As a Scotland player, the build up to almost any match is accompanied by some sort of unwanted statistic. I’m no rugby anorak, but one that occurred to me this week is that we have not won in Cardiff since 2002. I had a notion that I was on the pitch for that game, but only the dimmest memory of the details, so I looked it up on YouTube to find that some incurable completist had taken the trouble to upload it. I’m guessing that his main motivation was that this was Bill McLaren’s final commentary on an international match, because the game itself didn’t merit being recorded for posterity.
It was horrible. I had to fast forward through certain bits as my embarrassment for all involved, not least myself, was getting too much.
An extra 14 years of professionalism has changed the sport almost beyond recognition and that 2002 match has a slightly Pathe newsreel, uncontrolled look to it now.

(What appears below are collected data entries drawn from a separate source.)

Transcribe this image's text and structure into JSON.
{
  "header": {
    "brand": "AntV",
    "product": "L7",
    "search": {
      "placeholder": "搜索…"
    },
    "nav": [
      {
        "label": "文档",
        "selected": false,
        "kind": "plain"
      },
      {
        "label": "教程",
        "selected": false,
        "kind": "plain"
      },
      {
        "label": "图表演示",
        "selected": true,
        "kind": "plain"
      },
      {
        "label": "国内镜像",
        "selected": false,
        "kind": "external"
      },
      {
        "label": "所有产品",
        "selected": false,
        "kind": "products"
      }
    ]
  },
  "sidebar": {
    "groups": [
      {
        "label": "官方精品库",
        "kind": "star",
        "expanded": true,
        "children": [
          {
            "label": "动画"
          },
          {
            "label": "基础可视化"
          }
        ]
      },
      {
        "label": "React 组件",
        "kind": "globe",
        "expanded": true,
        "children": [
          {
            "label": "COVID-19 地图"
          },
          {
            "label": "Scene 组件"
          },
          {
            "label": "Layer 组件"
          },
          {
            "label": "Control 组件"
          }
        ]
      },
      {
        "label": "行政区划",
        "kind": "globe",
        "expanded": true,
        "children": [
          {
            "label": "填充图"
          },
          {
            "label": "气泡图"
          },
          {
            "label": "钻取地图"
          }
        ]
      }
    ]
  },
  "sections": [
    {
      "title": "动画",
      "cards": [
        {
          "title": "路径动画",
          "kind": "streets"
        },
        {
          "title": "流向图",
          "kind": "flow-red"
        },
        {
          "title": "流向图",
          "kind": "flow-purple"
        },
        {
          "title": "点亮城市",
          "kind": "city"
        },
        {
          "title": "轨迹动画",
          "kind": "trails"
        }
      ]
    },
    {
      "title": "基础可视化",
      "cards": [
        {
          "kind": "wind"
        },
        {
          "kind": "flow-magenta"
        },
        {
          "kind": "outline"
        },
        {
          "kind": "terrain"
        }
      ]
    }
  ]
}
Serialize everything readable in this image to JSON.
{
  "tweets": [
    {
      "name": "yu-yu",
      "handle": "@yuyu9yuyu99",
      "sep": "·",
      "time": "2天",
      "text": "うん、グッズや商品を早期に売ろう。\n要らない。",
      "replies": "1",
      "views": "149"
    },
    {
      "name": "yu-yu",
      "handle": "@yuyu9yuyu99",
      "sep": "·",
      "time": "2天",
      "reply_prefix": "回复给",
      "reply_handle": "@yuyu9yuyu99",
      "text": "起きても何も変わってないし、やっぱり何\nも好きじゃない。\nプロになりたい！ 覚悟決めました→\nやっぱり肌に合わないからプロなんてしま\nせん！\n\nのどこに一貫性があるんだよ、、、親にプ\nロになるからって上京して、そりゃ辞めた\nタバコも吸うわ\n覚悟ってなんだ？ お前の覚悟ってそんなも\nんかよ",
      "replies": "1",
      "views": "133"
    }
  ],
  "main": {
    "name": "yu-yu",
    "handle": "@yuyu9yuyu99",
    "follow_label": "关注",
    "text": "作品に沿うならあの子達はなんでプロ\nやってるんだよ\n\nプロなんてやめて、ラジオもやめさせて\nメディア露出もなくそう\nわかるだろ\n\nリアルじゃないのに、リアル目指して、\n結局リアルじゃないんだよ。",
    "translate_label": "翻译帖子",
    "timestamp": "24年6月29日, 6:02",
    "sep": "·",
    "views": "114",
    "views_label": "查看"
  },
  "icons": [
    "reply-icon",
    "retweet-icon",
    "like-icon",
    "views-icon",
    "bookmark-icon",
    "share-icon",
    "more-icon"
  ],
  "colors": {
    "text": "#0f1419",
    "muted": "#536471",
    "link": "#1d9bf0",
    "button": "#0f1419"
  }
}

There are a handful of players from both teams that could be transposed directly into the 2016 version of rugby and not look out of place. Say, Bryan Redpath, Glenn Metcalfe and Tom Smith for Scotland and Rob Howley, Stephen Jones and Colin Charvis for Wales. But most of the rest of us give the impression of not really having a clue what we were doing, at least by modern measures. Some wouldn’t look out of place in a pub team. In fact, my clearest memory of the match is tackling one of the Welsh subs and being engulfed by the unmistakable smell of last night’s lager.
But the poor quality of the match wasn’t actually indicative of the 2002 Six Nations as a whole. In the early 2000s, a clear hierarchy had emerged, with England having recently overtaken France as the major force in the tournament, Ireland third in the pecking order and improving and Wales, Scotland and Italy fighting for the crumbs.
The idea, in the immediate aftermath of Scotland’s scrappy 2002 win, that we were about to enter such a dry spell against Wales would have been unthinkable. France and England had surged ahead of the rest since the start of professionalism, and while it seemed unlikely we could bridge that gap any time soon, we always felt we had a chance of picking up points from one of the other three.
But then, almost by accident it seemed at the time, Wales made their great leap forward. Whilst we were floundering under Williams, Wales built on the confidence they had gained from the 2003 World Cup, culminating in their 2005 Grand Slam. So, when Warren Gatland arrived in 2008 to perform a reboot, he was working with players who already had the knowledge (ie not just hope, or belief) that they could beat every other team in the competition. He was then able to bolt on the hard-nosed, physical approach and simple game-plan, a game-plan that has barely changed in the past eight years, which have made their success sustainable.
Having talents like Jamie Roberts, Alun Wyn Jones and Sam Warburton certainly helps, but that single-minded clarity of purpose has been key in making Wales more than the sum of their parts. It is important for any international side to have a clear, easily quantifiable identity. So Ireland are ultra-organised, stifling at the breakdown and have a superb kick-and-chase game. England look to be getting back to their traditional setpiece-based power game, at least for the time being, and Guy Noves has set his stall out early, with France in playing an off-loading, Toulousain style against Italy.
At the moment, Scotland, too, are striving for their own unmistakable modus operandi. In the past, with Frank Hadden, we went wide to wide while, under Andy Robinson, we played some lovely multi-phase stuff (although, similar to last Saturday, sometimes overdoing it in the wrong areas of the pitch). Under Vern Cotter, we seem to have a template of hitting up forward pods off nine, alternated with going out of the back of the pod so Finn Russell can try to get Mark Bennett, Tommy Seymour or Stuart Hogg the chance of a one-on-one. It’s simple enough stuff and, as Wales demonstrate, there is nothing wrong with simple, but perhaps against England we weren’t quite ferocious enough in the carry or the clear-out to make it effective. It was all a bit laboured.
Fortunately for us, unlike 2002, we now have the players with the skill and physical attributes to tweak and progress this gameplan. It’s not necessarily what you do but the way that you do it. That is what really gives you an identity. In this respect, I would look to Exeter Chiefs for inspiration. They are playing the best rugby in the UK at the moment, not because they do anything particularly clever, but because of the visible intent with which they approach the game. From minute one they are at the opposition, asking different questions. They go wide; hit up off nine; pick through the middle of the ruck; drive lineouts to score. Pretty bog standard stuff, but all done with the maximum of tempo and accuracy.
That’s what we need today: sheer intent. Speed the game up, be brave and go wide early, get a bit more speed into our phase play, kick for space if we are going nowhere. And, apologies, but best not look to 2002 for inspiration.